Proses pembebanan Hak Tanggungan dilaksanakan melalui beberapa tahap sebagai berikut:

(1) Tahap Pertama. Merupakan tahap pembuatan perjanjian pokok berupa perjanjian kredit atau
perjanjian hutang.

(2) Tahap Kedua. Merupakan tahap pembuatan Akta Pemberian Hak Tanggungan (APHT) oleh
Pejabat Pembuat Akta Tanah (PPAT) yang ditandatangani oleh kreditur sebagai penerima Hak
Tanggungan dan debitur sebagai pemilik hak atas tanah yang dijaminkan (Pasal 10 (2) UUHT).
Dalam Pasal 11(1) UUHT disebutkan bahwa APHT memuat antara lain identitas para pihak,
penunjukan secara jelas utang-utang yang dijamin, nilai Hak Tanggungan, uraian mengenai
obyek Hak Tanggungan, dan janji-janji Hak Tanggungan.

Dalam praktek perbankan, pemberian Hak Tanggungan yang ditandai dengan pembuatan APHT
ini dapat dilakukan melalui 2 cara yaitu:

(a) Penandatanganan APHT dilakukan oleh pemilik jaminan bersamaan dengan


penandatanganan perjanjian kredit sebagai perjanjian pokok;

(b) Pembuatan Surat Kuasa Membebankan Hak Tanggungan (SKMHT).

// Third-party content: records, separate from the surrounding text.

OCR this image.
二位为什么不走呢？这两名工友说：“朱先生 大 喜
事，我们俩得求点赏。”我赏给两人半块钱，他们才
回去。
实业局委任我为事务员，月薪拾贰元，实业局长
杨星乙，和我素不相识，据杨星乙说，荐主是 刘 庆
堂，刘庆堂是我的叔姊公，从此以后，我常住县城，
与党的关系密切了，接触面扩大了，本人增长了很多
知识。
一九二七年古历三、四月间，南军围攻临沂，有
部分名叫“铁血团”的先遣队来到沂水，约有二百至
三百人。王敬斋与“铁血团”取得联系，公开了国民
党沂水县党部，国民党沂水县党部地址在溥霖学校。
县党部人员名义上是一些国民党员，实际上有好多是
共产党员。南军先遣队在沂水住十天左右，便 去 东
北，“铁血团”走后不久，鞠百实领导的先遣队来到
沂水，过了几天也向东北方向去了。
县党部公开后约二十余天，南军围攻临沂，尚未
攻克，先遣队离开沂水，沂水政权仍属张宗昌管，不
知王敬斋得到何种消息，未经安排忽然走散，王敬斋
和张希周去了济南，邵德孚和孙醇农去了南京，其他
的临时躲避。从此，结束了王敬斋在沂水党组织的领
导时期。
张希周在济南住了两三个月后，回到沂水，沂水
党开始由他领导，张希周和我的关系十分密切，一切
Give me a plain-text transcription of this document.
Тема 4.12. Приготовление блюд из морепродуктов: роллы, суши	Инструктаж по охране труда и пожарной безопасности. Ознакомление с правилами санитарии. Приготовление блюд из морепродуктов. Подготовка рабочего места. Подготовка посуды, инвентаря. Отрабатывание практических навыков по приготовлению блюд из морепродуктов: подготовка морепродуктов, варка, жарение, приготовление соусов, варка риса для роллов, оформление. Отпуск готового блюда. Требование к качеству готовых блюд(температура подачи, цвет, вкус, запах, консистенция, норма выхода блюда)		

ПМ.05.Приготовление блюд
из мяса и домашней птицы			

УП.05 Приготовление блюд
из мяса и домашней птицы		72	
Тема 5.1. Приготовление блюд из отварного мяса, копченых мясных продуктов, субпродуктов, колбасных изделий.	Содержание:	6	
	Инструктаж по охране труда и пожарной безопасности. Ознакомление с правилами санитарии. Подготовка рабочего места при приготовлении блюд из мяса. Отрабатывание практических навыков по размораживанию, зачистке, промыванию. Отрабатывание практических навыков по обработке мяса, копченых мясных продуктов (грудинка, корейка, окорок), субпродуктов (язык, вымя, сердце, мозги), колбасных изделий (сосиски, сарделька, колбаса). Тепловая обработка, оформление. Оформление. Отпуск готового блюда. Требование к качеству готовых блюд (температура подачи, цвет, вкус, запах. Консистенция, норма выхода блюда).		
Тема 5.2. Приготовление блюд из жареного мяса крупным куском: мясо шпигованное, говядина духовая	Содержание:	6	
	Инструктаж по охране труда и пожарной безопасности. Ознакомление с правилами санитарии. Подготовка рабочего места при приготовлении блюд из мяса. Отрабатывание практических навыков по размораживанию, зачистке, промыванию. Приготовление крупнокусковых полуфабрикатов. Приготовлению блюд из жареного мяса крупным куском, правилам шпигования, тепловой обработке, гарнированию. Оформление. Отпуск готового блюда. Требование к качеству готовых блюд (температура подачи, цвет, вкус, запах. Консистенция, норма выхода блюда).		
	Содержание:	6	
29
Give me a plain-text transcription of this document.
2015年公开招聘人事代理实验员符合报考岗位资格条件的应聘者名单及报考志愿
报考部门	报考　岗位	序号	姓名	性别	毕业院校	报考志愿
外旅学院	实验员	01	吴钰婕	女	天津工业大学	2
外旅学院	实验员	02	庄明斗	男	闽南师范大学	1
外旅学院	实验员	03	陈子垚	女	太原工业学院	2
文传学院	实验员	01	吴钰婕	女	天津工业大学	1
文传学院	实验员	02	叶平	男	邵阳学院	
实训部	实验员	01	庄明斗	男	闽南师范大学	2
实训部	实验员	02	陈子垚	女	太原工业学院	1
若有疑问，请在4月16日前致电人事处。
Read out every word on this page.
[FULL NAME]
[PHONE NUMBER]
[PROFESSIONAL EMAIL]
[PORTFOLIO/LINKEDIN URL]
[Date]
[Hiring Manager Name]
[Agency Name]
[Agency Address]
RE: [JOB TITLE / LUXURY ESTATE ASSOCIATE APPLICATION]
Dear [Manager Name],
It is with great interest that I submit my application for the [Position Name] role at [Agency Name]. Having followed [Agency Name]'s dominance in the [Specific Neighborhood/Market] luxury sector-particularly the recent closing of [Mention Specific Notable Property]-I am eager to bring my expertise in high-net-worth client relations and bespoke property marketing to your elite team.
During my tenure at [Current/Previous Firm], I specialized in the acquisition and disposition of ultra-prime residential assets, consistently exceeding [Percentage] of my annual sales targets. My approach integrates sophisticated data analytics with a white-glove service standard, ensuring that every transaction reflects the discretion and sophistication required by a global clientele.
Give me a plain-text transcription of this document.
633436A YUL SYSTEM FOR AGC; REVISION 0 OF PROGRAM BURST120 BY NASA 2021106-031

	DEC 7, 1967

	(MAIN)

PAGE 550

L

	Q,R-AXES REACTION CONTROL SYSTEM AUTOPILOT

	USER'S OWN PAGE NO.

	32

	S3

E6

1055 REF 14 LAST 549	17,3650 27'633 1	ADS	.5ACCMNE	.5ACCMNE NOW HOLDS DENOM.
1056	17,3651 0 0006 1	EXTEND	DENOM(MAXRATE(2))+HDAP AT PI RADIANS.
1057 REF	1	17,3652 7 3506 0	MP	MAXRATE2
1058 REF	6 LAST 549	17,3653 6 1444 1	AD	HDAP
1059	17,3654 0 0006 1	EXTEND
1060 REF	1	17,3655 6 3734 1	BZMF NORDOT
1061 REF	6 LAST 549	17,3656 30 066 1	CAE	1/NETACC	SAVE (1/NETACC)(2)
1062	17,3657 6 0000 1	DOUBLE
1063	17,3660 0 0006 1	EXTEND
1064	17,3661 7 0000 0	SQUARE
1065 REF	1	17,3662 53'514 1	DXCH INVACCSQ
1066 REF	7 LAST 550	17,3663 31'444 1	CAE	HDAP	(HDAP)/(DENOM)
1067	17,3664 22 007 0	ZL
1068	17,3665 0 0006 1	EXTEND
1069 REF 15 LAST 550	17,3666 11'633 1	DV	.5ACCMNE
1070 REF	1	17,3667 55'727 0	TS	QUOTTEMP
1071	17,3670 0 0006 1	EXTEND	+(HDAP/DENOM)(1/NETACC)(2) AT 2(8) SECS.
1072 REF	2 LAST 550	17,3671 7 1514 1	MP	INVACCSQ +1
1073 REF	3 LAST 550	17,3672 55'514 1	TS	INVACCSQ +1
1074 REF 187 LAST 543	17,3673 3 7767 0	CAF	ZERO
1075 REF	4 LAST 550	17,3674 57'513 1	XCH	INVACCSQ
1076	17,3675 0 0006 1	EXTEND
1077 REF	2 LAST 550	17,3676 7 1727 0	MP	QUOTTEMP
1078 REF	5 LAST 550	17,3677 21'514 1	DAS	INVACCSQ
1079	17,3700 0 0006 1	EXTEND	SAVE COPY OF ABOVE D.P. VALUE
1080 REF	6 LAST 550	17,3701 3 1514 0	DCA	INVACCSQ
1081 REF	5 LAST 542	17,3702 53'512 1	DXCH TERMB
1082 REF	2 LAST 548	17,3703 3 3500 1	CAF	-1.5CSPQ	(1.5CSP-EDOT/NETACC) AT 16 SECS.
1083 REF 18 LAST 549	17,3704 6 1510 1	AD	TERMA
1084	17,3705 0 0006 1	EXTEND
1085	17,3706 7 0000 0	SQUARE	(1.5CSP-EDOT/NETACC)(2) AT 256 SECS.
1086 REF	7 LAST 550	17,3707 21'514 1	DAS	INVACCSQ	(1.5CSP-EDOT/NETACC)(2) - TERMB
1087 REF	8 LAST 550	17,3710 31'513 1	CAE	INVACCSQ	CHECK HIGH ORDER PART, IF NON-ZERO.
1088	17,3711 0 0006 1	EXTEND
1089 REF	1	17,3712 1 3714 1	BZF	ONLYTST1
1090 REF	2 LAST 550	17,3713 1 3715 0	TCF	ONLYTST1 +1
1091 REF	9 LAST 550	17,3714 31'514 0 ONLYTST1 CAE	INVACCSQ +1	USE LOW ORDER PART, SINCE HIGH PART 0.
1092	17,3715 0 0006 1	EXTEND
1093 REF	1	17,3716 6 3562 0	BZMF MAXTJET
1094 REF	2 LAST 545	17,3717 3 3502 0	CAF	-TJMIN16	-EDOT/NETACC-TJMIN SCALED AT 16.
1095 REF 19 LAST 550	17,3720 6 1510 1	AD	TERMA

SKMHT dibuat karena pemilik jaminan tidak segera melakukan pembebanan Hak Tanggungan
pada saat penandatanganan perjanjian kredit. SKMHT adalah surat kuasa khusus yang dibuat
oleh dan dihadapan PPAT atau Notaris yang ditandatangani pemilik jaminan. Isi SKMHT adalah
pemilik jaminan memberikan kuasa khusus kepada kreditur (bank) untuk menandatangani
APHT.
(3) Tahap Ketiga. Merupakan tahap pendaftaran APHT ke Kantor Pertanahan setempat. Kantor
Pertanahan menerbitkan Sertifikat Hak Tanggungan yang kemudian diserahkan kepada kreditur
sebagai pemegang Hak Tanggungan.

Hapusnya Hak Tanggungan menurut Pasal 18 UUHT disebabkan karena peristiwa-peristiwa


sebagai berikut:

§ Hapusnya utang yang dijamin dengan Hak Tanggungan.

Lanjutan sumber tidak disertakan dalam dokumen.